Sri Lankan Christians were the targets of multiple instances of persecution in January 2018. Church buildings and services, including a funeral, were attacked or disrupted and authorities colluded with local Buddhists to halt Christian meetings.
The catalogue of persecution compiled by the National Christian Evangelical Alliance of Sri Lanka recorded several attacks on services.
During a New Year service in Batticaloa, a group launched fireworks at the building and shouted obscenities. On 7 January, stones were thrown at a church building in Nittambuwa, damaging the roof.
A Christian funeral service taking place in Vakarai on 17 January was disrupted by a 500-strong Hindu mob, who refused to allow a Christian to be buried at the cemetery. After the mob attacked police, they bowed to pressure from locals and the Christians were compelled to conduct the burial at a location 15km away under police protection.
In Dehiattakandiya on 19 January, the local Land Officer ordered a church pastor to stop holding services and threatened to reclaim church land if he refused. He was backed up by another local official.

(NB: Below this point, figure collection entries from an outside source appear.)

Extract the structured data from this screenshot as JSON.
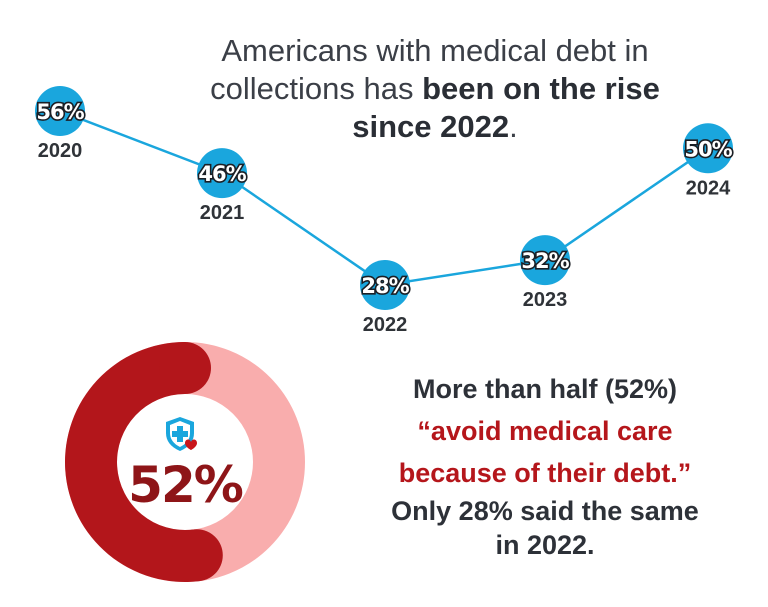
{
  "headline": {
    "part1": "Americans with medical debt in collections has ",
    "bold": "been on the rise since 2022",
    "end": "."
  },
  "chart_data": [
    {
      "type": "line",
      "x": [
        "2020",
        "2021",
        "2022",
        "2023",
        "2024"
      ],
      "values": [
        56,
        46,
        28,
        32,
        50
      ],
      "data_labels": [
        "56%",
        "46%",
        "28%",
        "32%",
        "50%"
      ],
      "title": "Americans with medical debt in collections has been on the rise since 2022.",
      "unit": "%"
    },
    {
      "type": "pie",
      "values": [
        52,
        48
      ],
      "center_label": "52%"
    }
  ],
  "stat": {
    "line1": "More than half (52%)",
    "line2": "“avoid medical care",
    "line3": "because of their debt.”",
    "line4": "Only 28% said the same",
    "line5": "in 2022."
  },
  "colors": {
    "line": "#1aa6dd",
    "marker": "#1aa6dd",
    "donut_primary": "#b3161b",
    "donut_secondary": "#f9adad",
    "accent_text": "#b5161b"
  },
  "icons": {
    "donut_icon": "shield-medical-cross-heart-icon"
  }
}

When the pastor refused, the officials contacted a local Buddhist monk and told him “the monks could now decide the course of action.”
Christians comprise eight per cent of the population in majority-Buddhist Sri Lanka and the country’s constitution gives “foremost place” to Buddhism.
Christians face frequent persecution, often from local Buddhist monks, while authorities discriminate against them, commonly claiming (falsely) that churches are legally required to register to hold services.